A childcare package and details of tax relief for profit-sharing schemes can be expected to emerge from the negotiations on the successor to Partnership 2000.
According to papers on the tax strategy for the latest Budget, obtained by The Irish Times, it appears that both will be addressed in these negotiations, having been left out of the Budget.
Most of the chapter on childcare has been deleted by the Department of Finance under confidentiality clauses in the Freedom of Information Act. However, it does state that the Minister for Finance, Mr McCreevy, has given a commitment to review the possibility of a tax relief on childcare. It concludes that there have been growing expectations over the last two years about assisting families with childcare needs and costs. "These expectations are likely to grow in the run-up to the negotiation of a successor to P2000," it states.
The Tax Strategy Group - comprising senior civil servants and political advisers - also generally agreed the package of measures recommended by an interdepartmental committee on childcare. These include an equal opportunities childcare programme, community-based afterschools services, local network initiatives and grants for medium-sized childcare facilities, as well as grants to schools' management for the provision of afterschools services. The other recommendations of the committee were deleted.
The documentation relating to the deliberations of the Tax Strategy Group shows that it concluded that employee participation schemes would be a "major element" of any post-Partnership 2000 national agreements. However, it was also noted that the negotiations may produce a range of further proposals and a broader analysis would be required at that time.
The papers provide a glimpse of the likely focus of negotiations on the social welfare side. The group stated that the indexing of social welfare rates, whether to consumer prices or to either gross or net wages was "certain to be a central factor in the talks on a new partnership agreement".
The tax treatment of cohabiting couples is also likely to be looked at in future budgets. In this Budget, the issue was only dealt with in terms of capital acquisitions tax. In terms of the general tax code, the group found that it may be possible to extend married treatment to cohabiting couples with children in a longterm relationship. However, this would require legal advice on constitutional aspects and could give rise to practical operational difficulties for Revenue.
The papers also revealed that the moves in the Budget to fix capital acquisitions tax at a single 20 per cent rate may have been against the advice of officials. The papers point out that a two-tier system at rates of 20 and 40 per cent would be "more effective" than a single rate of 20 per cent, as those in receipt of large benefits, while gaining somewhat, would still pay some tax at the top rate of 40 per cent on any gift or inheritance, say £40,000 above the threshold.

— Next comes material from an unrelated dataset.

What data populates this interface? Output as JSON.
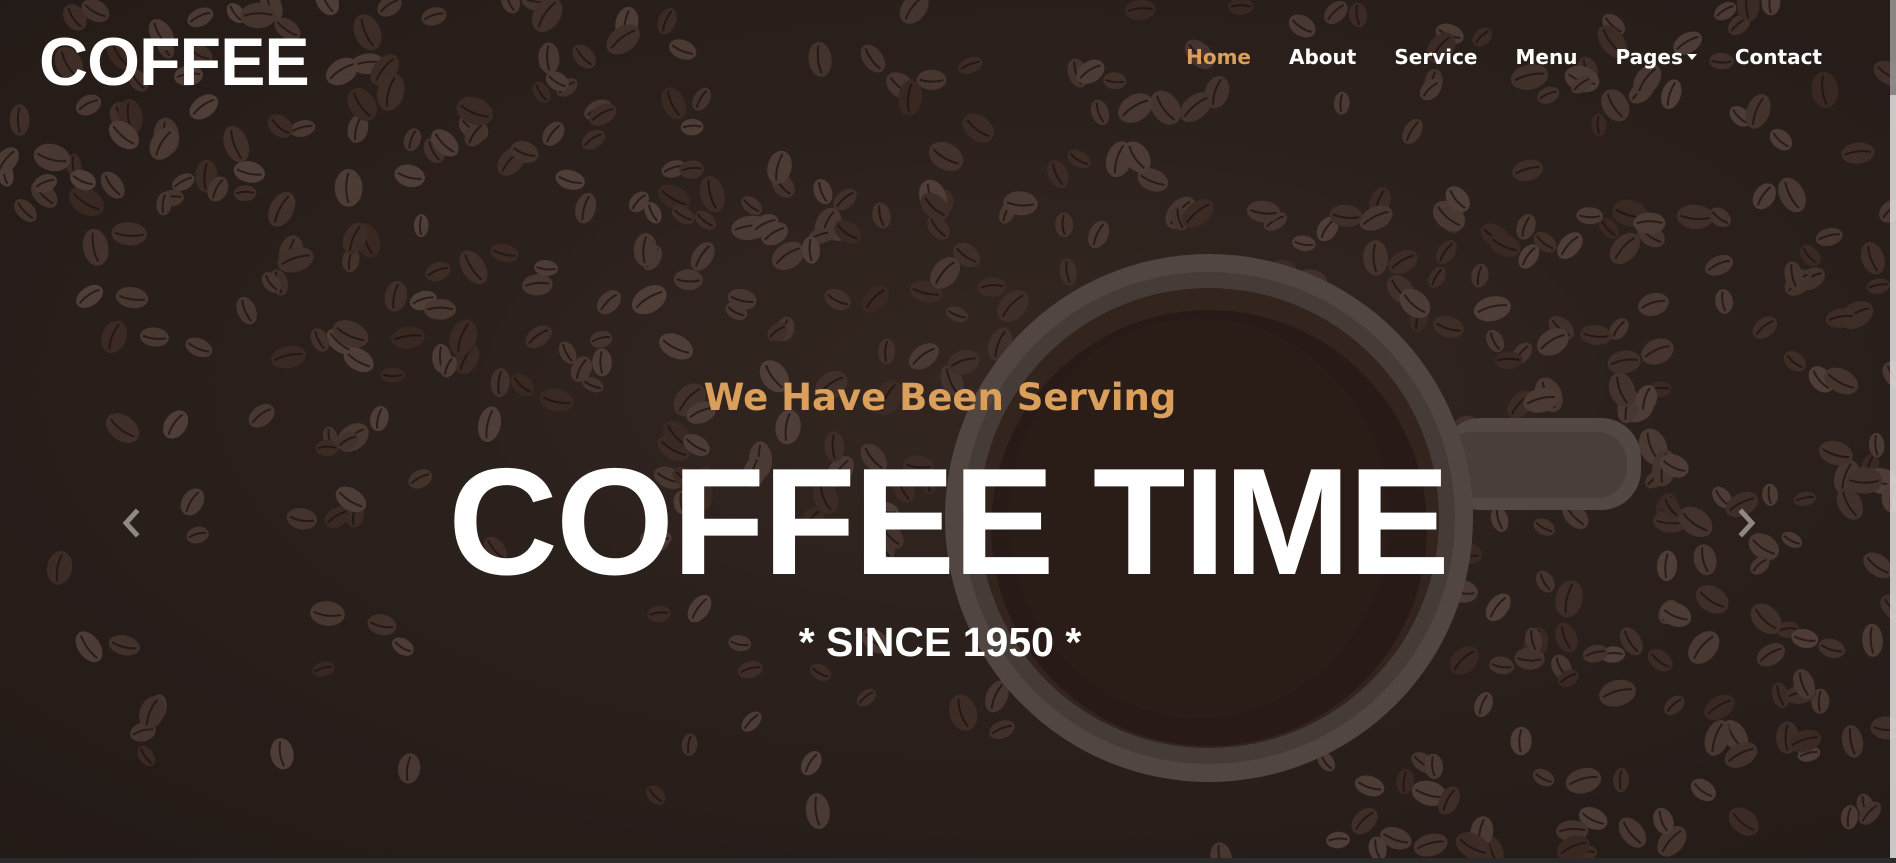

"Those in receipt of smaller amounts would benefit substantially from the abolition of the 30 per cent rate, as their top rate of tax would be 20 per cent. Furthermore, maintaining the 40 per cent rate would keep the top rate of capital acquisitions tax broadly in line with the income tax code," the paper stated.
The Minister for Finance also appears to have ignored advice to impose a surcharge on the profits of so-called close companies, most of which will benefit from the reduction in corporation tax to 12.5 per cent for the first £50,000 of profits.
The group warned that allowing these small firms with up to five employees to retain their profits and just pay 12.5 per cent corporation tax would mean millions of pounds of leakage from the income tax system as individuals - such as consultants - sought to pay the far lower corporation levels. The solution was to treat such companies in the way professionals are already treated and impose a surcharge at say 20 per cent on a portion of profits.